Geschichten zur Weihnachtszeit
Zusammenfassung zu “Geschichten zur Weihnachtszeit”
In dieser Geschichtensammlung wurden zwölf Geschichten von Selma Lagerlöff zusammengetragen, die zum überwiegenden Teil bereits in anderen Voröffentlichungen erschienen sind, zum Beispiel in ihren „Christuslegenden“. Die Autorin teilt weihnachtliche Anekdoten aus ihrem eigenen Leben und erzählt alte Überlieferungen nach. Man erfährt vom einfachen und zum Teil sehr entbehrungsreichen Leben der Landbevölkerung im schwedischen Värmland. Selma Lagerlöff lässt alte nordische Mythen neu aufleben und verflechtet in ihre Geschichten christliche Legenden und Bräuche. Da geht es um die Legende des Luciatages (der bis heute in Schweden gefeiert wird), um den Pfaffer, dessen Orgel von Trollen befallen ist, um den fürchterlichen Schneesturm, in dessen wildem Treiben sich eine arme Mutter mit ihren zwei Kindern auf den Weg zum reichen Schwager macht, um einmal im Jahr an einem richtigen Festmahl teilzuhaben und sich satt zu essen, von der armen Räuberfamilie im Wald, die Barmherzigkeit erfährt, oder um den Brauch des „Traumpfannkuchens“, der von drei Menschen schweigend und ernst aus drei Löffeln Mehl, drei Löffeln Wasser und drei Löffeln Salz zusammengerührt werden muss und die Zukunft offenbaren soll…
Zitate
„Und ich erinnere mich, daß wir Kinder hingeführt wurden, um die Hand der Toten zu küssen. Und wir hatten Angst, es zu tun, aber da sagte uns jemand, daß wir nun zum letztenmal Großmutter für all die Freude danken könnten, die sie uns gebracht hatte. Und ich erinnere mich, wie Märchen und Lieeder vom Hause wegfuhren, in einem langen schwarzen Sarg gepackt, und niemals wiederkamen.
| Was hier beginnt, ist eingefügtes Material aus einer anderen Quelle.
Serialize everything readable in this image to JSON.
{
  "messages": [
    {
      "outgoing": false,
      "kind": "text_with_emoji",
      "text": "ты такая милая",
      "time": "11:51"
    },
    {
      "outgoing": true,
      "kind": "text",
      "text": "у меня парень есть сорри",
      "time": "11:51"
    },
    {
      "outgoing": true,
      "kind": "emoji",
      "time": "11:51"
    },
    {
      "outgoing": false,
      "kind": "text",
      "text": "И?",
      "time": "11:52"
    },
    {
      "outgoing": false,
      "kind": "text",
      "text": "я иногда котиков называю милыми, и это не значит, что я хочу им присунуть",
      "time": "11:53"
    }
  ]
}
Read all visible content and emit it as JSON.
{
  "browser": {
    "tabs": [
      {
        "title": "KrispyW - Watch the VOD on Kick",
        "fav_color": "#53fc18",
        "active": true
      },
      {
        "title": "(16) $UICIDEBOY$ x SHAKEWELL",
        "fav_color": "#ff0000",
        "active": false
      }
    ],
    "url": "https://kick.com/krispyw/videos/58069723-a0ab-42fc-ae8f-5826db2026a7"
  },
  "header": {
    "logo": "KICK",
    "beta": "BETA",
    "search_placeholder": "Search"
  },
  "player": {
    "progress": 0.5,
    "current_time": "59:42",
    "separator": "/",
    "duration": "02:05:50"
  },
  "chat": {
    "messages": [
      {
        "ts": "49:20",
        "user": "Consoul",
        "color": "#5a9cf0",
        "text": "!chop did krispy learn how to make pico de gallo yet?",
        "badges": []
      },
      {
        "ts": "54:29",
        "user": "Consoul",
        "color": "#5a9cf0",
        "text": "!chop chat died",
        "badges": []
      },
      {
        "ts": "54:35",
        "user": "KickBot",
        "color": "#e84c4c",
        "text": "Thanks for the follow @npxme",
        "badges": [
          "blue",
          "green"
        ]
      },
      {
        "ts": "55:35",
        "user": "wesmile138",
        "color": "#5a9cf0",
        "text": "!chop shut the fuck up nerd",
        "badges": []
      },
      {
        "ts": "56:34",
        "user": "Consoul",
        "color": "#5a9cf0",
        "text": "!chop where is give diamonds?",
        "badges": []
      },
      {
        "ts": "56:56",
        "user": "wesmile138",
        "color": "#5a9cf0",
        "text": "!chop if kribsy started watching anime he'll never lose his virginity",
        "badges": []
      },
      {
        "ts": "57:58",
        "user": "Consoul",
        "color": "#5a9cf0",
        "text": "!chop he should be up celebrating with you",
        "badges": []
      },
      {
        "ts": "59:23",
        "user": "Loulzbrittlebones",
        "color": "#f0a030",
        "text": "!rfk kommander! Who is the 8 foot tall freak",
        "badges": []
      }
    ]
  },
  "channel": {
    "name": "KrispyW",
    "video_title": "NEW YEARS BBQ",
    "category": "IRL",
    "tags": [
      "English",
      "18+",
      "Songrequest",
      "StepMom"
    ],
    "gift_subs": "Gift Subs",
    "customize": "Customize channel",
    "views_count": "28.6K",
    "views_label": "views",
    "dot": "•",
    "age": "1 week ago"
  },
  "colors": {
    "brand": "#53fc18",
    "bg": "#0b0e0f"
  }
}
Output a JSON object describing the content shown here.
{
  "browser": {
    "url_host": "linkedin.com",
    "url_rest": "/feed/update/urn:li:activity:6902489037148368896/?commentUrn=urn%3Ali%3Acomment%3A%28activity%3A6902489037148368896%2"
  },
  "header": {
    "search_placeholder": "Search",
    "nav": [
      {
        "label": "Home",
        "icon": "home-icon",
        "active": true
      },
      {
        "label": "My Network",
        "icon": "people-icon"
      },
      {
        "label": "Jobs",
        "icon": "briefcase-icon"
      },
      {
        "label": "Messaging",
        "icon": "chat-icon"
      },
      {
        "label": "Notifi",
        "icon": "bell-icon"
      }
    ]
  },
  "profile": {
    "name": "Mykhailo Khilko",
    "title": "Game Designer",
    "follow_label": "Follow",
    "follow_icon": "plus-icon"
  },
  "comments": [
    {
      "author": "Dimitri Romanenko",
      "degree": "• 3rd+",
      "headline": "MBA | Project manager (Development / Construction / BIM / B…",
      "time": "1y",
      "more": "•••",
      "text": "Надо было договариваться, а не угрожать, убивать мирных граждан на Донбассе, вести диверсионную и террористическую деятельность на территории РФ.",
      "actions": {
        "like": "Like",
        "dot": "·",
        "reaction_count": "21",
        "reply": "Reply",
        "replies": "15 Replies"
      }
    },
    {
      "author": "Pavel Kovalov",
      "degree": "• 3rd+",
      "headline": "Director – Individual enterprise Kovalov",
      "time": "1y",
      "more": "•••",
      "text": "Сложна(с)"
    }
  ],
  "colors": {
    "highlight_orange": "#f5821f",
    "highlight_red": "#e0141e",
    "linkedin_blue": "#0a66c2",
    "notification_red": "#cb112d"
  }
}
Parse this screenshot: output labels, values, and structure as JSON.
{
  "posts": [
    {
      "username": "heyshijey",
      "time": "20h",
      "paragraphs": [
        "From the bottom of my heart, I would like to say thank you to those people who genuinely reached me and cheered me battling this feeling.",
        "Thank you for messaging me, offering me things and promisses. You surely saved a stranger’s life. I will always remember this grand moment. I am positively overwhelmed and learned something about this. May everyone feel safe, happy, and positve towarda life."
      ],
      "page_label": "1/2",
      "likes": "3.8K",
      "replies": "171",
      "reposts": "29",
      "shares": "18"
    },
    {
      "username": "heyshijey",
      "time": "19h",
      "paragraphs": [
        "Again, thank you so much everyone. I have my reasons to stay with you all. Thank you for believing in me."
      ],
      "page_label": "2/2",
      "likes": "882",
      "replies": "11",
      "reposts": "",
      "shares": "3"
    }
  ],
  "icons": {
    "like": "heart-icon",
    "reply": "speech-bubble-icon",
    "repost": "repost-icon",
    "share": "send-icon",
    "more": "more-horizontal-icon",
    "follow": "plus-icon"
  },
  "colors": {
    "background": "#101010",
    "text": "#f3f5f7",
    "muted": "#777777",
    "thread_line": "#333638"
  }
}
Ich erinnere mich, daß etwas aus dem Leben verschwunden war. Es war, als hätte sich die Tür zu einer ganzen schönen, verzauberten Welt geschlossen, in der wir früher frei aus und ein gehen durften. Und nun gab es niemand mehr, der sich darauf verstand, diese Tür zu öffnen.“
(aus: „Die heilige Nacht“)
„Es war zu der Zeit, da Augustus Kaiser in Rom war und Herodes König in Jerusalem.
Da geschah es einmal, daß eine sehr große und heilige Nacht sich auf die Erde herabsenkte. Es war die dunkelste Nacht, die man noch je gesehen hatte; man hätte glauben können, die ganze Erde sei unter ein Kellergewölbe geraten. Es war unmöglich, Wasser von Land zu unterscheiden, und man konnte sich auf dem vertrautesten Weg nicht zurechtfinden. Und dies konnte nicht anders sein, denn vom Himmel kam kein Lichtstrahl. Alle Sterne waren daheim in ihren Häusern geblieben, und der Mond hielt sein Gesicht abgewendet.“
(aus: „Die Vision des Kaisers“)
Persönliche Bewertung
Nostalgische, historisch interessante Weihnachtsgeschichten mit sehr christlichem Einschlag
Selma Lagerlöff erzählt ihre Geschichten mit unvergleichlichem Charme und in ihrer altmodisch anmutenden Sprache, die mancher als verstaubt ansehen mag, für die sie jedoch völlig zu Recht mit dem Nobelpreis ausgezeichnet wurde. Einige ihrer Erzählungen regen zum Schmunzeln an, andere erwärmen das Herz und passen damit genau zur Weihnachtszeit. Mit viel Einfühlungsvermögen weckt die Autorin Mitgefühl mit ihren Charakteren, lässt ihre Leser mitleiden oder mitbangen. Während einige Geschichten eher der angenehm leichten Unterhaltung zuzuschreiben sind, enthalten andere einen tiefgründigen ernsten Kern wie die Erzählung um den immer wiederkehrenden Krieg auf der Welt. Es geht um Armut, um Menschen mit schweren Schicksalen, die sich mit Mut und Ausdauer ihrem Leben stellen. Kein Wunder, dass Selma Lagerlöff so fesselnd und authentisch erzählt: Vieles beruht schließlich auf den Erlebnissen in ihrem eigenen Leben.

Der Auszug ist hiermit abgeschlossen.